Angus escuchó palabras que no podía comprender totalmente, aunque en aquel momento era el dolor y no las emociones lo que empañaba su cerebro. El hombre llevaba un uniforme de policía, así que no había problema. La otra cara que lo miraba era menos conciliadora. Supuestamente era el «muchacho», aunque por su aspecto, podría haber sido una persona más sospechosa que él para la policía: la cabeza rapada, enfermizamente pálido, y un tatuaje visible en el escote de su camiseta rota.

Angus se dio la vuelta hacia el policía y preguntó:

–¿Ha llamado a Jenessa, verdad? ¿Va a venir a casa?

Aparte de otras cosas, Jenessa llevaría su maletín de primeros auxilios y podría darle algo para el dolor del hombro.

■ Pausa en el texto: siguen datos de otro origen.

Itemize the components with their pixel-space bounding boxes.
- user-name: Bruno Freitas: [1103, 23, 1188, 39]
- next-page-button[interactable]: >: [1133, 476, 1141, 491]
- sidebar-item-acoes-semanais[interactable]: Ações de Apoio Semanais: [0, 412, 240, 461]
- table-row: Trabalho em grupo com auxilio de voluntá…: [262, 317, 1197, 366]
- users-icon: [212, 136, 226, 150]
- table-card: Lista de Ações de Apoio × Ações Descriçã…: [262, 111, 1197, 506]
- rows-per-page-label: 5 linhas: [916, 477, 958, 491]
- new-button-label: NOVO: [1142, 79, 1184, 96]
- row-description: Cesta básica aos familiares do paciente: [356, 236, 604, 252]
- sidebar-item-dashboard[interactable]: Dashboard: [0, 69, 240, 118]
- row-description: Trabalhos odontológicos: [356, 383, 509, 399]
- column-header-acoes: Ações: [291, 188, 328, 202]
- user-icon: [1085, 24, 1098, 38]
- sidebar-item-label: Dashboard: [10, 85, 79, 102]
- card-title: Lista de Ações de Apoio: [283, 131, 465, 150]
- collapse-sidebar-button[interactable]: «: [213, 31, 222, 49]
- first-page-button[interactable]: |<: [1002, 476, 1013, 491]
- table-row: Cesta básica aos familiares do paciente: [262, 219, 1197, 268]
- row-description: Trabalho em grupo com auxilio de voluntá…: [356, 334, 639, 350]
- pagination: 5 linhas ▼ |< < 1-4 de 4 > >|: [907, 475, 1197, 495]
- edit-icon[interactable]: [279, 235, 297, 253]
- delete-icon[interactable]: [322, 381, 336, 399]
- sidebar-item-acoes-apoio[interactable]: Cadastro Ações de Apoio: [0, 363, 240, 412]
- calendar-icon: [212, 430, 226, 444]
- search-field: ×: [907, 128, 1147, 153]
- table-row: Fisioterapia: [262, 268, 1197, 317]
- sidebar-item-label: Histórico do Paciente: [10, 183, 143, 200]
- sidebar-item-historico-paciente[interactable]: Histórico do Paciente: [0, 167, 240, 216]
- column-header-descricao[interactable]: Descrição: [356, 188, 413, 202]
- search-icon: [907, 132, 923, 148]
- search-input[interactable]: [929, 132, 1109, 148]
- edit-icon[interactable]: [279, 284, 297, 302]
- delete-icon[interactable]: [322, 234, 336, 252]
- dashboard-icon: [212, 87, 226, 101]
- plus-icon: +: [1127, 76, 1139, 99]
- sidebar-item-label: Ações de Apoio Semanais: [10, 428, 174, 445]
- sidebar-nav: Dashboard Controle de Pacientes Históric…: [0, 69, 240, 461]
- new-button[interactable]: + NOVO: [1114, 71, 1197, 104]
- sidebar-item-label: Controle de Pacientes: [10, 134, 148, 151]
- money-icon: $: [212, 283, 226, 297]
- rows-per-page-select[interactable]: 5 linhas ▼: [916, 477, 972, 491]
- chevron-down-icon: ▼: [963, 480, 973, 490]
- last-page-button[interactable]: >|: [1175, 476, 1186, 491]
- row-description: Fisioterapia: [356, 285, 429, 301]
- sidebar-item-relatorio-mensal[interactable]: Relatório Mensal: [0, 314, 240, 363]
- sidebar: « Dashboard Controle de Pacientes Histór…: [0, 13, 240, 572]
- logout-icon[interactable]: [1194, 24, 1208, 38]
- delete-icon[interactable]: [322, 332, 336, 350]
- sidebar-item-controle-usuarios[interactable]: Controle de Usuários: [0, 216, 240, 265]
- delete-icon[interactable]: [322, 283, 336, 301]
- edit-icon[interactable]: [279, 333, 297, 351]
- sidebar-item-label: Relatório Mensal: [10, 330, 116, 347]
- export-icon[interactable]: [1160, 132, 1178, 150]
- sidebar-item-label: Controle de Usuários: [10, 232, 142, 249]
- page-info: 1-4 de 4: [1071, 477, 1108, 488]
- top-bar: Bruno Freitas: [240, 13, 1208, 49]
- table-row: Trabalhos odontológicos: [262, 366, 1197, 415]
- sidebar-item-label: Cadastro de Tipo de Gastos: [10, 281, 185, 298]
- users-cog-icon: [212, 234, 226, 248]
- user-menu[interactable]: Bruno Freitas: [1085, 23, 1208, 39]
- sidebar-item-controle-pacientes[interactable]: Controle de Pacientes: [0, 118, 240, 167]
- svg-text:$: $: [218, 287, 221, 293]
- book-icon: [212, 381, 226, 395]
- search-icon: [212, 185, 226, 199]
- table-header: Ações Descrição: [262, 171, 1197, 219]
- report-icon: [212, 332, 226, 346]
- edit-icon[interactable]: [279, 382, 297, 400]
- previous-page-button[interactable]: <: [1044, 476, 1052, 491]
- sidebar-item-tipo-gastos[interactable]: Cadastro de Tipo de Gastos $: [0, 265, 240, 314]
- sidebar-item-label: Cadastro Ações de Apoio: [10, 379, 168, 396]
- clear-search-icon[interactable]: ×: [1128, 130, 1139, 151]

–Vendrá en cuanto pueda. Mientras tanto lo tengo que cuidar yo –contestó el joven.

A Angus no le gustó aquella perspectiva. No sabía muy bien qué quería decir con «cuidar» aquel sujeto.

–¿Usted también se quedará? –le preguntó Angus al policía.

Sus esperanzas se vieron truncadas cuando el hombre negó con la cabeza.

–Es mejor que me marche. Nunca se sabe. Tal vez haya alguien que aprese a un ladrón de verdad esta noche –el policía extendió la mano hacia Angus, quien lo saludó.

–Supongo que una taza de té no forma parte del «cuidar» del que ha hablado, ¿no es cierto? –preguntó Angus débilmente, cerrando los ojos.